Mr. Tong heads to the shed of the pool cabana on the estate to start up the filter and heater engines. Mr. O’Donnell analyzes the water and puts together a chemical mix that will balance the cyanuric acid, alkalinity level, chlorine and calcium hardness in the water.

The main objective in opening the pool is to clean the water and prepare the pool for a thorough vacuuming three days later. “It doesn’t make sense to vacuum now because I would just have to come back and do the job again,” Mr. Tong said.

While Mr. O’Donnell pours chemicals into the pool, Mr. Tong is struggling to get the engines operational. He dismantled most of the machines in October when he closed up the Kiplinger pool. “It’s the hardest part of opening a pool,” he said.

Mr.
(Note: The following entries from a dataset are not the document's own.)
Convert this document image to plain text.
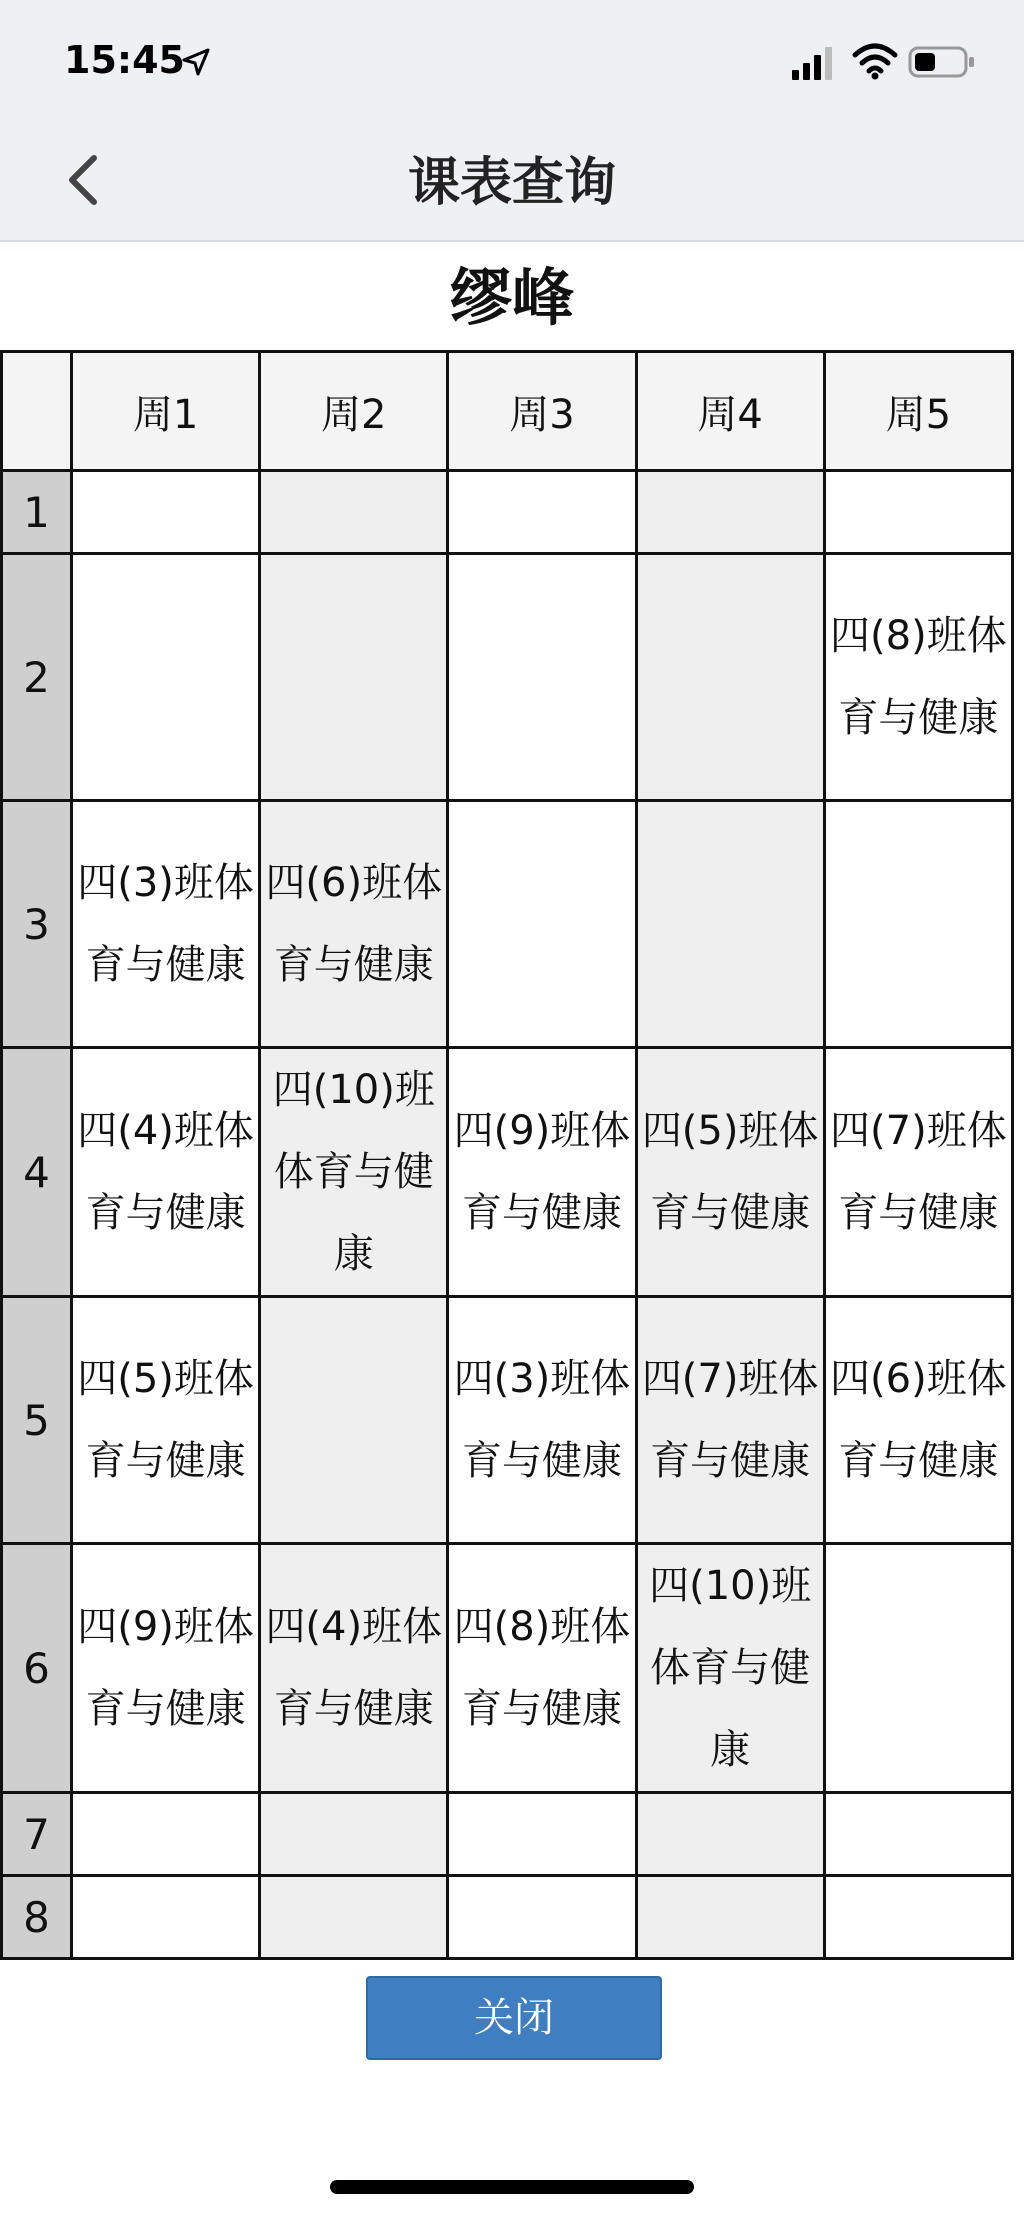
15:45
课表查询
缪峰
	周1	周2	周3	周4	周5
1	

2					四(8)班体育与健康

3	四(3)班体育与健康	四(6)班体育与健康			

4	四(4)班体育与健康	四(10)班体育与健康	四(9)班体育与健康	四(5)班体育与健康	四(7)班体育与健康

5	四(5)班体育与健康		四(3)班体育与健康	四(7)班体育与健康	四(6)班体育与健康

6	四(9)班体育与健康	四(4)班体育与健康	四(8)班体育与健康	四(10)班体育与健康	

7	

8	

关闭
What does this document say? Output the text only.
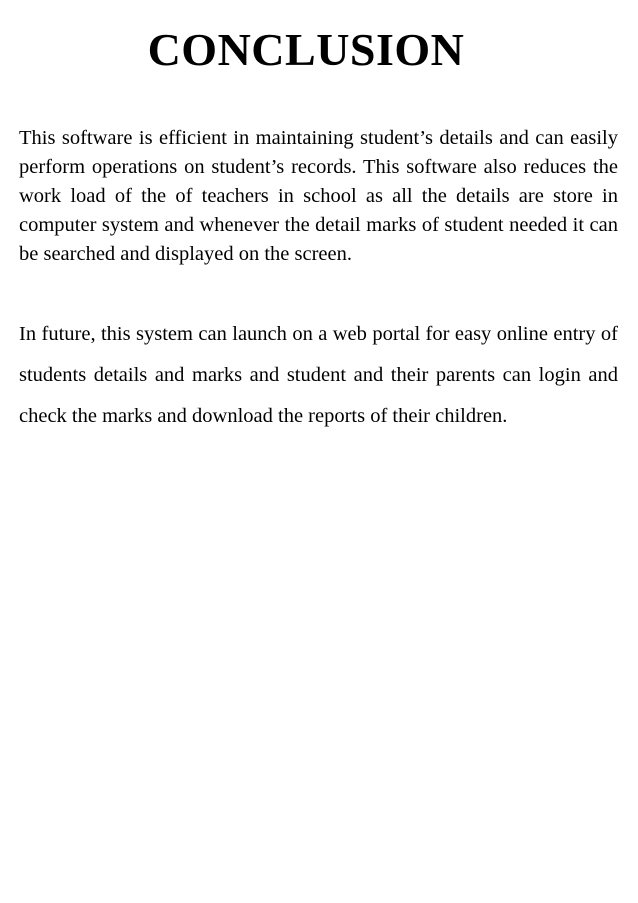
CONCLUSION

This software is efficient in maintaining student’s details and can easily perform operations on student’s records. This software also reduces the work load of the of teachers in school as all the details are store in computer system and whenever the detail marks of student needed it can be searched and displayed on the screen.

In future, this system can launch on a web portal for easy online entry of students details and marks and student and their parents can login and check the marks and download the reports of their children.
Tong has to pump water again through pipes that connect the filter, heater and automator to the pool. The pipes were blown out with air to keep them from freezing and breaking during the winter months. It takes Mr. Tong a few tries, but he eventually has water pumping through the humming machines.

The chemical mix that was dropped in about an hour ago has moved most of the debris on the bottom and Mr. Tong is confident once the debris is filtered, all that is needed is a good vacuuming.

Mr. Tong has nine more house calls to make before the end of the day.

He is working his way back toward his Arlington office by stopping first at homes in Potomac then Bethesda and Chevy Chase.

“It’s really the busy season now because last week people were frantic to open their pools for Memorial Day. This week they want them ready for graduation parties,” he said.

But the calls will die down by July before starting up again in the fall, he adds.